My heart beats faster. I can feel the heat rising in me. Despite the day’s chill, I’m sweating under my winter coat. I feel sick. I can’t catch my breath.
I need to get out of here now. I grab the handles of Olivia’s buggy and push at it. It doesn’t budge. I push harder and the back wheels rise off the ground, moving forward an inch.
The brake. I put my foot under the lock and release it. The wheels free and I speed away from the pond.
‘Are you all right, Claire?’ Emma shouts after me.
A minute later I have to stop. I bend over, my breathing ragged and fast. I throw up onto the grass.
Nine
Emma appears beside me, breathless from running.
&n
bsp; ‘Claire, what happened? Are you all right?’ Her eyes crinkle in concern.
‘I’m fine.’ I stumble over the words, embarrassed.
‘You’ve been sick.’ Emma takes the buggy with one hand and uses the other to guide me over to a bench. ‘Sit down,’ she says. ‘Get your breath back.’
I slide onto the bench, still feeling unstable and wobbly.
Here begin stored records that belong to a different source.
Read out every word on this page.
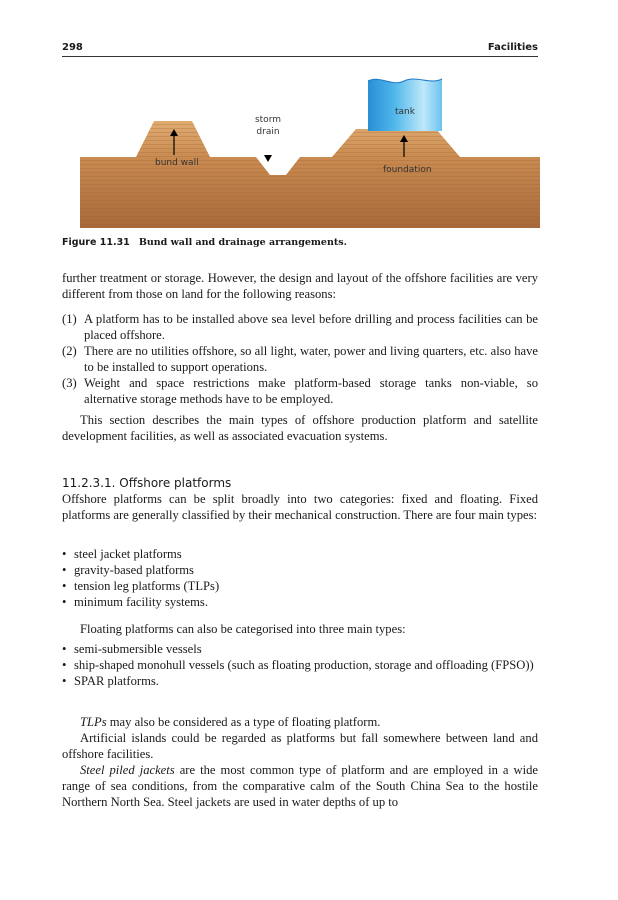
298	Facilities
storm
drain
tank
bund wall
foundation
Figure 11.31 Bund wall and drainage arrangements.

further treatment or storage. However, the design and layout of the offshore facilities are very different from those on land for the following reasons:

(1) A platform has to be installed above sea level before drilling and process facilities can be placed offshore.
(2) There are no utilities offshore, so all light, water, power and living quarters, etc. also have to be installed to support operations.
(3) Weight and space restrictions make platform-based storage tanks non-viable, so alternative storage methods have to be employed.

This section describes the main types of offshore production platform and satellite development facilities, as well as associated evacuation systems.

11.2.3.1. Offshore platforms

Offshore platforms can be split broadly into two categories: fixed and floating. Fixed platforms are generally classified by their mechanical construction. There are four main types:

• steel jacket platforms
• gravity-based platforms
• tension leg platforms (TLPs)
• minimum facility systems.

Floating platforms can also be categorised into three main types:

• semi-submersible vessels
• ship-shaped monohull vessels (such as floating production, storage and offloading (FPSO))
• SPAR platforms.

TLPs may also be considered as a type of floating platform.

Artificial islands could be regarded as platforms but fall somewhere between land and offshore facilities.

Steel piled jackets are the most common type of platform and are employed in a wide range of sea conditions, from the comparative calm of the South China Sea to the hostile Northern North Sea. Steel jackets are used in water depths of up to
I can’t seem to control the panic still flowing through my system.
Emma places Olivia opposite me. She’s staring at the bright blue sky above us, unaware of the fear that’s taken over my shaking body.
I bend over, put my head between my knees and try to calm down.
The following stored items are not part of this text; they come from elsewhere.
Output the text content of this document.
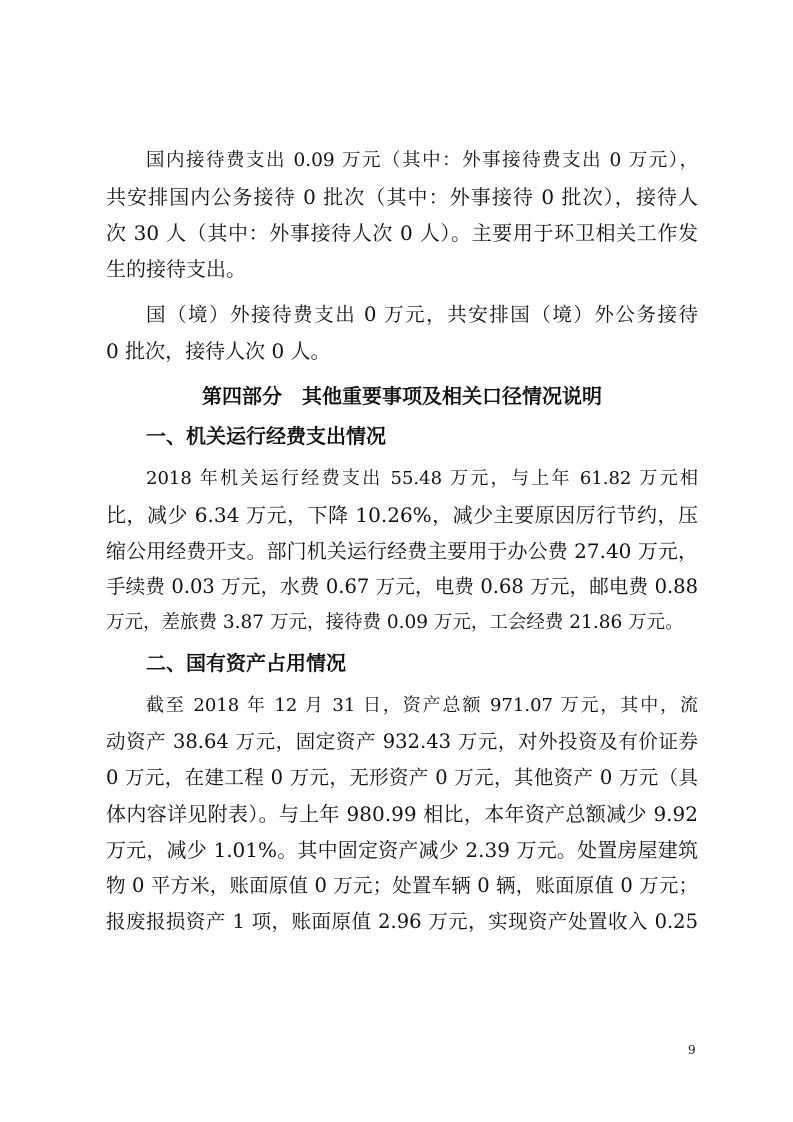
国内接待费支出 0.09 万元（其中：外事接待费支出 0 万元），
共安排国内公务接待 0 批次（其中：外事接待 0 批次），接待人
次 30 人（其中：外事接待人次 0 人）。主要用于环卫相关工作发
生的接待支出。
国（境）外接待费支出 0 万元，共安排国（境）外公务接待
0 批次，接待人次 0 人。
第四部分　其他重要事项及相关口径情况说明
一、机关运行经费支出情况
2018 年机关运行经费支出 55.48 万元，与上年 61.82 万元相
比，减少 6.34 万元，下降 10.26%，减少主要原因厉行节约，压
缩公用经费开支。部门机关运行经费主要用于办公费 27.40 万元，
手续费 0.03 万元，水费 0.67 万元，电费 0.68 万元，邮电费 0.88
万元，差旅费 3.87 万元，接待费 0.09 万元，工会经费 21.86 万元。
二、国有资产占用情况
截至 2018 年 12 月 31 日，资产总额 971.07 万元，其中，流
动资产 38.64 万元，固定资产 932.43 万元，对外投资及有价证券
0 万元，在建工程 0 万元，无形资产 0 万元，其他资产 0 万元（具
体内容详见附表）。与上年 980.99 相比，本年资产总额减少 9.92
万元，减少 1.01%。其中固定资产减少 2.39 万元。处置房屋建筑
物 0 平方米，账面原值 0 万元；处置车辆 0 辆，账面原值 0 万元；
报废报损资产 1 项，账面原值 2.96 万元，实现资产处置收入 0.25
9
Emma strokes my back. ‘It’s OK, Claire. Take as long as you need.’
When I finally sit up, I stare at the sky and try to take deep breaths. I let my hands rest on the wooden bench, attempting to ground myself.
‘How are you feeling?’ Emma asks.
‘A bit better.’ I manage a half-smile. ‘I’m so sorry.’
‘There’s nothing to be sorry for.’
‘I just panicked, that’s all. Sometimes the water…’ I pause as I feel a wave of nausea washing through me. I don’t think I can explain how I feel, not even to Emma.
‘It’s all right,’ Emma says. ‘There’s no need to be sorry.’
‘I have them occasionally – the attacks. For a while I really struggled. I’m almost better now.’ I smile ruefully. ‘At least I thought I was.’
‘It must be so scary,’ Emma says.
‘I’m OK.’
Emma smiles at me and pulls some tissues out of her bag, offering me one. I dab at my eyes and then wipe the sick from around my mouth. I’m so embarrassed. I wish she hadn’t seen me like this. I look like I’m not coping.